I knew some people looked at white people that way. I even remember wayyyy back in the 2005-2010 era, white people were encountering more people who had that view online (they had never met a non-white person who expressed a racist belief about them as white people).
I remember making a thread about it on here, like wayyyy back in 2012 or 2013. I posted the two different definitions, the one that most people used and the one that involved some subjective assumption of power and privilege and such.
I was surprised to see the split was closer to 50-50 on here. I thought for certain it would be around 90-10...or 95-5. It was pretty even though. It didn't seem ideological....it seemed age based.
I still don't know how or why that definition gained acceptance. No other type of bigotry has some power matrix involved (we don't consider bigotry against non-English speakers as something that is power based...for example, an English speaker chastising the Japanese in Japan for not speaking English doesn't suddenly become a valid viewpoint).

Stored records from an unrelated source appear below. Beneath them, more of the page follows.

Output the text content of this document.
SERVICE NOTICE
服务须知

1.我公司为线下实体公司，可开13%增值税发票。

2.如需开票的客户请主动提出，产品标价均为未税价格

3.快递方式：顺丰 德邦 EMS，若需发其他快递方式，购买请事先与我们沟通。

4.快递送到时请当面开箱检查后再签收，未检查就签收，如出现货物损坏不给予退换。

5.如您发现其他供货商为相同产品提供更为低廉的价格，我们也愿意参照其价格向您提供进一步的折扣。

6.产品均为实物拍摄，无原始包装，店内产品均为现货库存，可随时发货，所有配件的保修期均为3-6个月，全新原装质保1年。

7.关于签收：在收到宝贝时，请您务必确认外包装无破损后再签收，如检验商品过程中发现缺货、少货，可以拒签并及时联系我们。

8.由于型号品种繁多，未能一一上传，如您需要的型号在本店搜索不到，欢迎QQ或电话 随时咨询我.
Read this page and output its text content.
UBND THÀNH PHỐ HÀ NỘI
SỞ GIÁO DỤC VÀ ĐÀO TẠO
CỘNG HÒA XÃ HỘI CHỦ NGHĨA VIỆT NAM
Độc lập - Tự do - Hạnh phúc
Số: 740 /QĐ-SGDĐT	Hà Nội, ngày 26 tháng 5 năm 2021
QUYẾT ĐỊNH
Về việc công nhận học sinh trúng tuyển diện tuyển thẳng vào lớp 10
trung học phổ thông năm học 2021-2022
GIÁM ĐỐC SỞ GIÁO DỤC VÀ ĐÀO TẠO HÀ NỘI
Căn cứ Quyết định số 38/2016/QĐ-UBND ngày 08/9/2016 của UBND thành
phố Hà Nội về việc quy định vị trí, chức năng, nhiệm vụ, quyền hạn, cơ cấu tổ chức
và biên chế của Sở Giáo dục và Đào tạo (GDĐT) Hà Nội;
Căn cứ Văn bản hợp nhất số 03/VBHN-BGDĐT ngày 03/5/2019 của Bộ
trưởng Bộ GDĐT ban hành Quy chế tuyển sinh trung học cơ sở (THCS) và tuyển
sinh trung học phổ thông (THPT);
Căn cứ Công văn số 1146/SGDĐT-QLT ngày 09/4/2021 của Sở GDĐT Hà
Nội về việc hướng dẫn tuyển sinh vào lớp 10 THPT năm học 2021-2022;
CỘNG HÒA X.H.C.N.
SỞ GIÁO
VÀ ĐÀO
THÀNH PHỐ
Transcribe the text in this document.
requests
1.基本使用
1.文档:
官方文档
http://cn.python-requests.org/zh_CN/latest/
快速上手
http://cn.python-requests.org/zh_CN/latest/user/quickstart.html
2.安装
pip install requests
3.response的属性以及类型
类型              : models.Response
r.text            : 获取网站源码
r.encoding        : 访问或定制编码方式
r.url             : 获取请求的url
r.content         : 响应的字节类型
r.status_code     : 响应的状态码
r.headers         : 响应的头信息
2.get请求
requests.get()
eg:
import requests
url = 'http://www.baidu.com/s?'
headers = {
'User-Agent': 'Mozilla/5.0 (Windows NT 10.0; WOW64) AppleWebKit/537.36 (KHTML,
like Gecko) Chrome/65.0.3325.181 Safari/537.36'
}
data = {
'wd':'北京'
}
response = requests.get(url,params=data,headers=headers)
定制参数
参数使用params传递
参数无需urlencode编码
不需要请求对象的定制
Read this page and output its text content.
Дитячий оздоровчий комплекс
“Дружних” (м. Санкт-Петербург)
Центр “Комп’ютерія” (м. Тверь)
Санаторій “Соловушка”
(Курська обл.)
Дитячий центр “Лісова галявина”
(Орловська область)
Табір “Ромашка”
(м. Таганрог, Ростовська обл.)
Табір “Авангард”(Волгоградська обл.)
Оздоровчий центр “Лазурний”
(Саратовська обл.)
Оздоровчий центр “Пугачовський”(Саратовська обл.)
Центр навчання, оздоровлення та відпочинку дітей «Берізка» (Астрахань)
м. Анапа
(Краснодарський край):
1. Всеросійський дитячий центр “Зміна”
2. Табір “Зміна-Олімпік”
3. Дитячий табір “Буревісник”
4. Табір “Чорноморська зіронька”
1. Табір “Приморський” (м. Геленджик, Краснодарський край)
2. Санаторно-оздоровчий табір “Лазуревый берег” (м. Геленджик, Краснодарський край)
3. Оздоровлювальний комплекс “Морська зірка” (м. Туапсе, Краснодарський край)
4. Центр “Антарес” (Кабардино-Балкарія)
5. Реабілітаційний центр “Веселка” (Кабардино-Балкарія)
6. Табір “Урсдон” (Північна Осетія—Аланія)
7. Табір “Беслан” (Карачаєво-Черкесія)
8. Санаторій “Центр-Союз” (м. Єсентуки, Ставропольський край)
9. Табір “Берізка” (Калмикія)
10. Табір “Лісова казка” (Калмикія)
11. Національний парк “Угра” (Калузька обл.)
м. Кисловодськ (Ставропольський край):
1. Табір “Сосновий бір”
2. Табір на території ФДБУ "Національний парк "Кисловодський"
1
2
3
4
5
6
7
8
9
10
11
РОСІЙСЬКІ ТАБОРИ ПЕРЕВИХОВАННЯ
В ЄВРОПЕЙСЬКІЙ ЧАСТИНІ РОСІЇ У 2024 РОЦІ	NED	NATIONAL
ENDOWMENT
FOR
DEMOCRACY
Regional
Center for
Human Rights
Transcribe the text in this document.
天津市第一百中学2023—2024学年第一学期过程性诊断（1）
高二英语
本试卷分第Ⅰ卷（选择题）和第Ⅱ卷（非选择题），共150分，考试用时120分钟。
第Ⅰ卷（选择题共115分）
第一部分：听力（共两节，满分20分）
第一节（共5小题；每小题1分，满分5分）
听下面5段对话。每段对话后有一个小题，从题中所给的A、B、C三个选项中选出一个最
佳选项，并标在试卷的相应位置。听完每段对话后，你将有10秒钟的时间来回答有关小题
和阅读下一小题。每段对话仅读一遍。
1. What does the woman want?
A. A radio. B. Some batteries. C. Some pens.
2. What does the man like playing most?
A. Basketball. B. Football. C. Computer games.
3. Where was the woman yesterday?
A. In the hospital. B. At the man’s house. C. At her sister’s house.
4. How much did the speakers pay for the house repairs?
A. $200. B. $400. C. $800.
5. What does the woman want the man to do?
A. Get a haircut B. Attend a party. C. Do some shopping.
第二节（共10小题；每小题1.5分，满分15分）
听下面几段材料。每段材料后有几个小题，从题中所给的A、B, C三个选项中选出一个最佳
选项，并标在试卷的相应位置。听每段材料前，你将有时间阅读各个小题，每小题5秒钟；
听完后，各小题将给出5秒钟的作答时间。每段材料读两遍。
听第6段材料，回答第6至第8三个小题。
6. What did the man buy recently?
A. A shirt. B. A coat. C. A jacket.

I have thought maybe it was because they had so little pre-exposure to black people before the internet....they felt like it was wrong to point out. I also considered that black people who similarly hadn't been called racist before latched onto the new definition as a defense mechanism.
Maybe a mix of the two. Maybe something else entirely.
What I did know was that people were being really dishonest. They didn't actually examine power relationships when calling people racist or declaring a statement or behavior racist. Likewise the excuse the a non-white person was merely engaging in a racial stereotype (not racism) was often said to be immoral....yet it was disregarded as not worthy of concern. The other excuse I commonly heard was that it must come from a viewpoint of racial superiority....which black people simply didn't have.
Yet it's contained in the racist beliefs themselves. White people are oppressors is a racist viewpoint. It contains a moral accusation...if not a legal one. If black people considered themselves just as capable of the same level and scope of immorality....the same kind of oppression....why even bother saying it?
I have to wonder how things might be different had we not bent the rules for black people on racism. Could it have led to a self examination of racism in non-white communities and we would be closer to that colorblind society?
Maybe. Maybe not lol.
Every racist believes their racist beliefs are valid...not just correct, justifiable. Racism wasn't invented to provide a convincing excuse for slavery....it became attached to ideas of racial limitations. It was the explanation for why those European explorers never found a African Shakespeare or Central American Michelangelo. If you were only capable of x....you were only good for y. It seemed both reasonable, readily observable, and a fact of history. Why wouldn't they believe the theory of race?
It was such a powerful explanation that it was not completely disproved until the entire genome was mapped. Racist beliefs had already fallen out of popularity...too much counter-evidence existed. Many scientists still expected to find
something though.
We generally stopped using race as an explanation for anything by 2000...it was called out frequently when made public. We had plenty of issues to work on...but it seemed like we were heading in the right direction.
Now a racist belief has circulated around a bubble of academia and gained a level of legitimacy in the public through repetition and intimidation.
It's a racist idea though, and as ideas that inform worldviews go....racist ideas have a really bad track record. They're never right.